1.     L’identité du Prêtre

                   Je ne m’attarderai pas, en ce lieu, à parcourir toute la théologie du presbytérat que vous connaissez certainement très bien. Je voudrais plutôt concentrer les esprits sur deux éléments qui, à mon humble avis, aujourd’hui surtout, requièrent une grande attention : la dimension ecclésiologique et la communion sacerdotale.

 

1.1.                    Dimension ecclésiologique

« Le Christ, source permanente et toujours nouvelle du salut, est le mystère originaire dont découle le mystère de l'Église, son Corps et son Épouse, appelée par l'Époux à être signe et instrument de rédemption. Par l’œuvre confiée aux Apôtres et à leurs successeurs, le Christ continue à donner la vie à son Église. C’est en elle que le ministère des prêtres trouve sa place naturelle pour réaliser sa mission » (Directoire, 13).

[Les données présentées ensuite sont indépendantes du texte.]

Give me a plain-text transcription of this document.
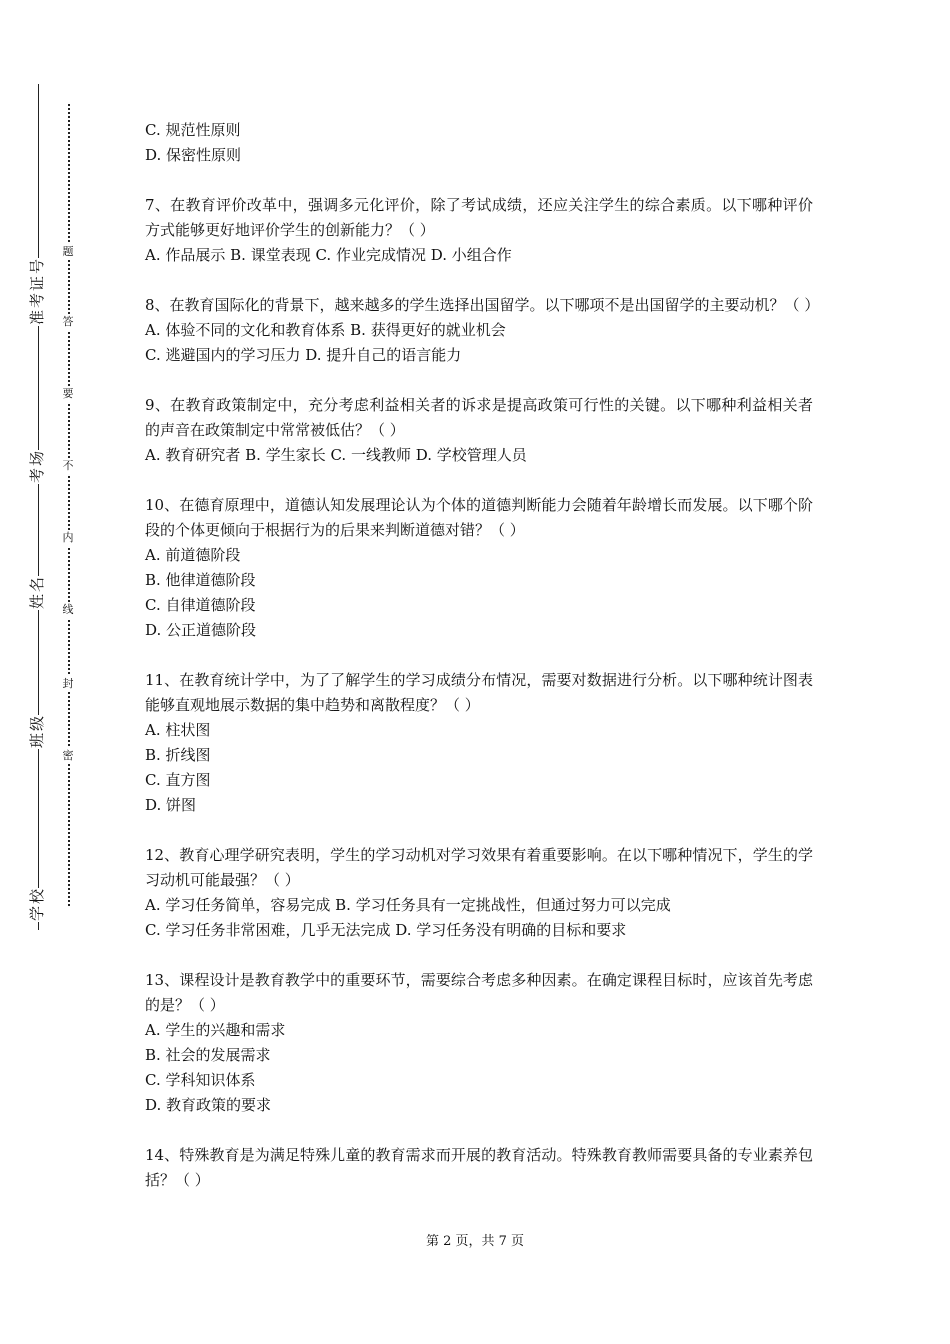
号
证
考
准
场
考
名
姓
级
班
校
学
题
答
要
不
内
线
封
密

C. 规范性原则

D. 保密性原则

7、在教育评价改革中，强调多元化评价，除了考试成绩，还应关注学生的综合素质。以下哪种评价方式能够更好地评价学生的创新能力？（ ）

A. 作品展示 B. 课堂表现 C. 作业完成情况 D. 小组合作

8、在教育国际化的背景下，越来越多的学生选择出国留学。以下哪项不是出国留学的主要动机？（ ）

A. 体验不同的文化和教育体系 B. 获得更好的就业机会

C. 逃避国内的学习压力 D. 提升自己的语言能力

9、在教育政策制定中，充分考虑利益相关者的诉求是提高政策可行性的关键。以下哪种利益相关者的声音在政策制定中常常被低估？（ ）

A. 教育研究者 B. 学生家长 C. 一线教师 D. 学校管理人员

10、在德育原理中，道德认知发展理论认为个体的道德判断能力会随着年龄增长而发展。以下哪个阶段的个体更倾向于根据行为的后果来判断道德对错？（ ）

A. 前道德阶段

B. 他律道德阶段

C. 自律道德阶段

D. 公正道德阶段

11、在教育统计学中，为了了解学生的学习成绩分布情况，需要对数据进行分析。以下哪种统计图表能够直观地展示数据的集中趋势和离散程度？（ ）

A. 柱状图

B. 折线图

C. 直方图

D. 饼图

12、教育心理学研究表明，学生的学习动机对学习效果有着重要影响。在以下哪种情况下，学生的学习动机可能最强？（ ）

A. 学习任务简单，容易完成 B. 学习任务具有一定挑战性，但通过努力可以完成

C. 学习任务非常困难，几乎无法完成 D. 学习任务没有明确的目标和要求

13、课程设计是教育教学中的重要环节，需要综合考虑多种因素。在确定课程目标时，应该首先考虑的是？（ ）

A. 学生的兴趣和需求

B. 社会的发展需求

C. 学科知识体系

D. 教育政策的要求

14、特殊教育是为满足特殊儿童的教育需求而开展的教育活动。特殊教育教师需要具备的专业素养包括？（ ）

第 2 页，共 7 页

Si l’on ne tient pas compte de cette place naturelle, le prêtre est tout simplement inconcevable. Il naît dans l’Église et pour l’Église ; plus exactement le prêtre naît de Dieu, à travers l’Église, pour servir les hommes, ordonnés à l’Église et, à travers elle, à la communion avec Dieu.

La dimension ecclésiale, loin d’être réductible à des formes d’autoréférence ou d’horizontalisme, indique la profonde insertion du ministère sacerdotal dans la permanence de l’action salvifique du Christ dans le temps. Si l’Église renouvelle la présence du Christ dans l’histoire jusqu’à sa consommation, les prêtres sont l’instrument qui permet que ce renouvellement ait lieu pour que le Règne de Dieu continue à être annoncé, la miséricorde offerte et le pain de vie rompu.

C’est, fondamentalement, dans cette dimension ecclésiologique du ministère que se trouve la participation de chaque prêtre à la sponsalité du Christ que l’exhortation apostolique Pastores dabo vobis qualifie de « Serviteur et Époux de l’Église » (PDV, 3). De même que le Christ aime l’Église au point de s’offrir lui-même pour elle, de même chaque prêtre est appelé, précisément par sa participation au Sacerdoce même du Christ et donc en enracinant cette attitude dans son  rapport avec lui à aimer l’Église, son épouse, en donnant quotidiennement et généreusement sa vie pour elle.

         Donner sa vie pour l’Église pourrait cependant être une abstraction si le Corps de l’Église n’arrivait pas à prendre l’aspect du Peuple concret de Dieu qui nous a été confié. Cinquante plus tard, nous devons désormais considérer comme totalement dépassées les oppositions entre Corps du Christ et Peuple de Dieu dans la définition de l’Église. Les deux dimensions doivent être constamment intégrées du moment qu’il n’y a pas un Corps "autre" par rapport au Peuple concret de Dieu que Dieu appelle et convoque à lui, et que la convocation surnaturelle de la part du Très-Haut fait précisément de ce Peuple un Corps, une ethnie naturelle comme aimait l’appeler le Serviteur de Dieu Paul VI qui vit et subsiste exactement en vertu du rapport surnaturel avec le Seigneur qui la convoque continûment.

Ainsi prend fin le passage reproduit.